Let us hope that the newly appointed prioritisation committee dares to discuss how medical practice will appear once the goal of creating patient-centred care is achieved, what specific measures must be initiated to achieve this goal, the cost-benefit effects and how the services should be assessed. Most likely one of the main challenges of prioritisation in primary health care is that the consequences of decisions will be dealt with outside the general practice – by patients themselves – as compared to secondary care, where the hospital’s responsibility ceases simultaneously with the full stop in the discharge summary.
Everything starts with a question
The possibility of using the response to the question ‘What is important for you?’ for any rational treatment purposes is affected by the therapist’s empathic abilities, the trust that has been established, and the patient’s experience of talking about his/her feelings and needs (13). It requires an adjustment of the doctor’s role and good communication skills in both parties. The doctor, who has traditionally been trained to be autonomous, self-driven and independent, must place more emphasis on humility, listening and cooperation. The patient must become accustomed to being asked more questions and making more decisions.

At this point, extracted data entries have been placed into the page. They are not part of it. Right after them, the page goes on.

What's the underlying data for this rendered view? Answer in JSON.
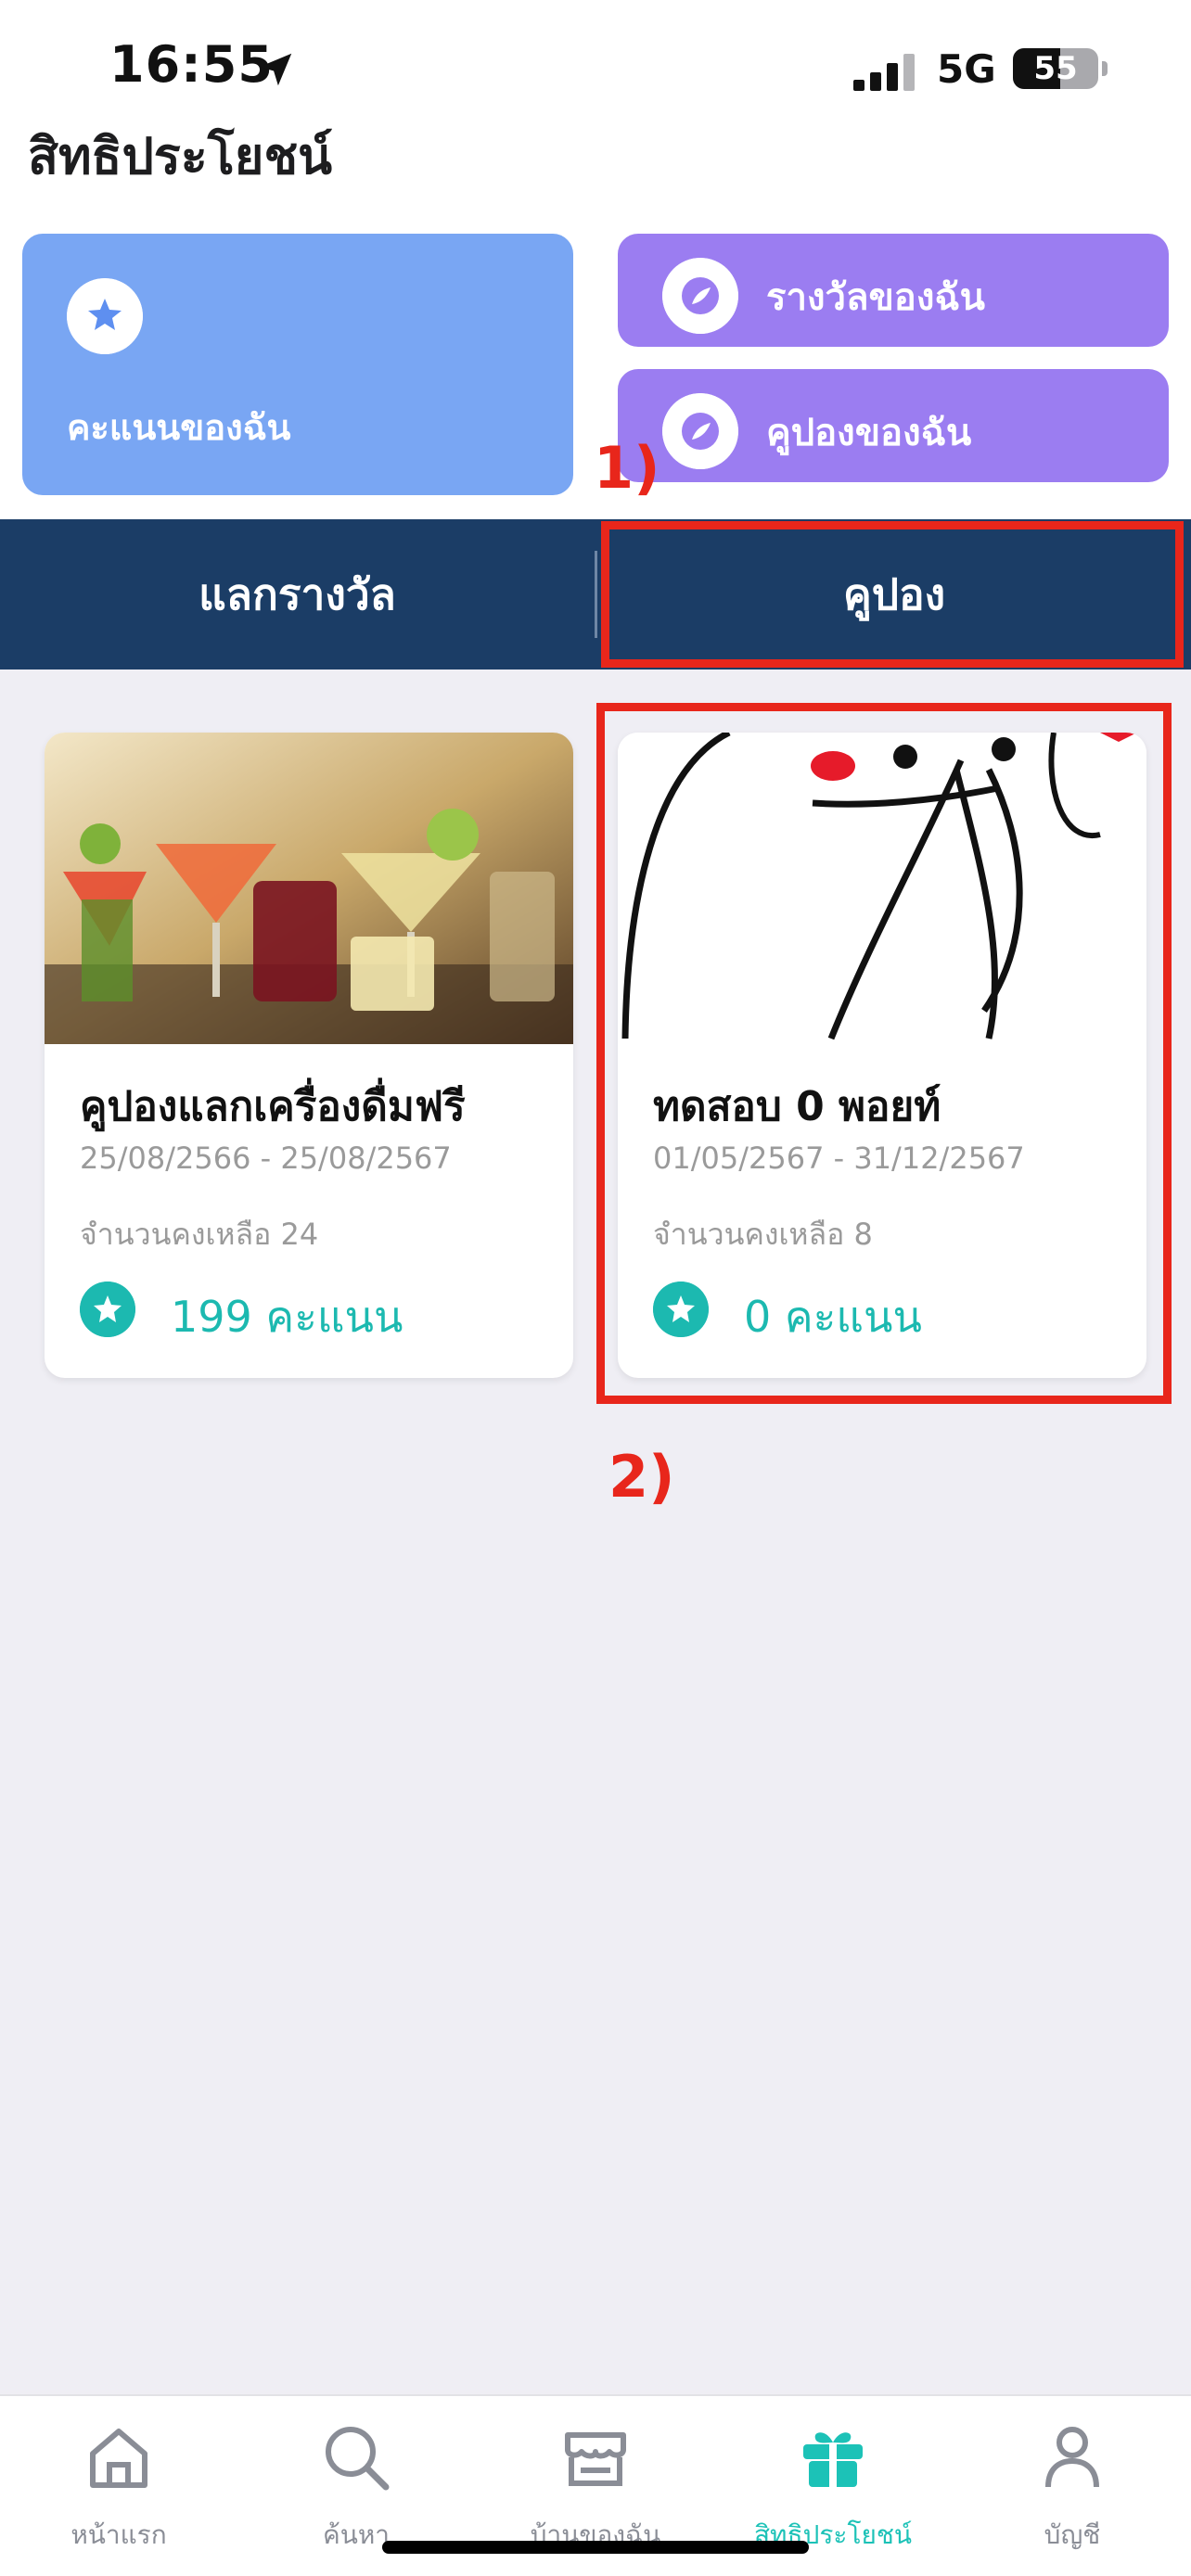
{
  "status_bar": {
    "time": "16:55",
    "network": "5G",
    "battery": "55",
    "battery_level": 0.55
  },
  "header": {
    "title": "สิทธิประโยชน์"
  },
  "summary": {
    "points_label": "คะแนนของฉัน",
    "my_rewards_label": "รางวัลของฉัน",
    "my_coupons_label": "คูปองของฉัน"
  },
  "annotations": {
    "step1": "1)",
    "step2": "2)"
  },
  "tabs": [
    {
      "label": "แลกรางวัล",
      "active": false
    },
    {
      "label": "คูปอง",
      "active": true
    }
  ],
  "coupons": [
    {
      "title": "คูปองแลกเครื่องดื่มฟรี",
      "dates": "25/08/2566 - 25/08/2567",
      "remaining": "จำนวนคงเหลือ 24",
      "points": "199 คะแนน",
      "image": "cocktails-photo"
    },
    {
      "title": "ทดสอบ 0 พอยท์",
      "dates": "01/05/2567 - 31/12/2567",
      "remaining": "จำนวนคงเหลือ 8",
      "points": "0 คะแนน",
      "image": "doodle-drawing"
    }
  ],
  "nav": [
    {
      "label": "หน้าแรก",
      "icon": "home-icon",
      "active": false
    },
    {
      "label": "ค้นหา",
      "icon": "search-icon",
      "active": false
    },
    {
      "label": "บ้านของฉัน",
      "icon": "store-icon",
      "active": false
    },
    {
      "label": "สิทธิประโยชน์",
      "icon": "gift-icon",
      "active": true
    },
    {
      "label": "บัญชี",
      "icon": "account-icon",
      "active": false
    }
  ],
  "colors": {
    "accent": "#1cc2b7",
    "tab_bg": "#1b3d66",
    "points_card": "#79a6f3",
    "reward_card": "#9b7df1",
    "annotation": "#e8261b"
  }
}
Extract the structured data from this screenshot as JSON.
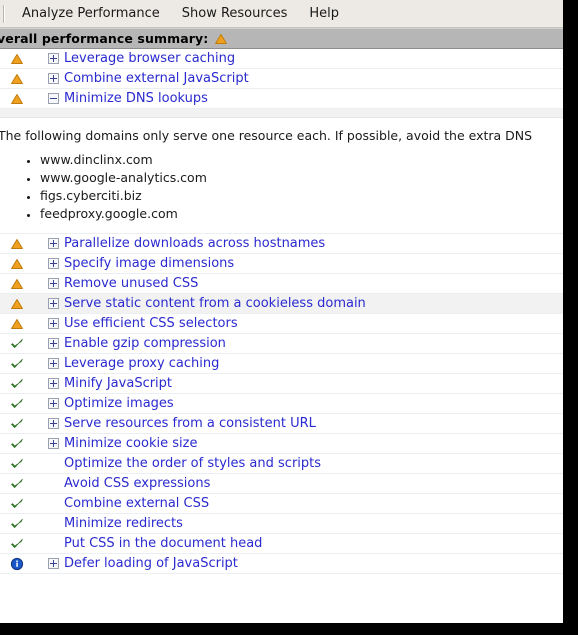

It is also relevant to raise the question of whether expectations for patients’ responsibility for their own treatment and follow-up of treatment goals should increase when their opportunity for involvement is enhanced. Follow-up of chronic diseases provides a good example, where maintenance, prevention and treatment take place between – and not during – doctor appointments. It is an unexploited potential that patients are not better enabled to monitor their own illness, whereby they could be made more responsible for preventing or postponing disease exacerbation (14). Improvement in this regard relies on knowledge about what information patients need and the communicative strategies that most fully enhance patients’ ability to self-master.
It is a challenge to create the patient’s health service without sufficient knowledge of doctors’ and patients’ responses to the question ‘What is important for you?’. Who will take responsibility for asking it?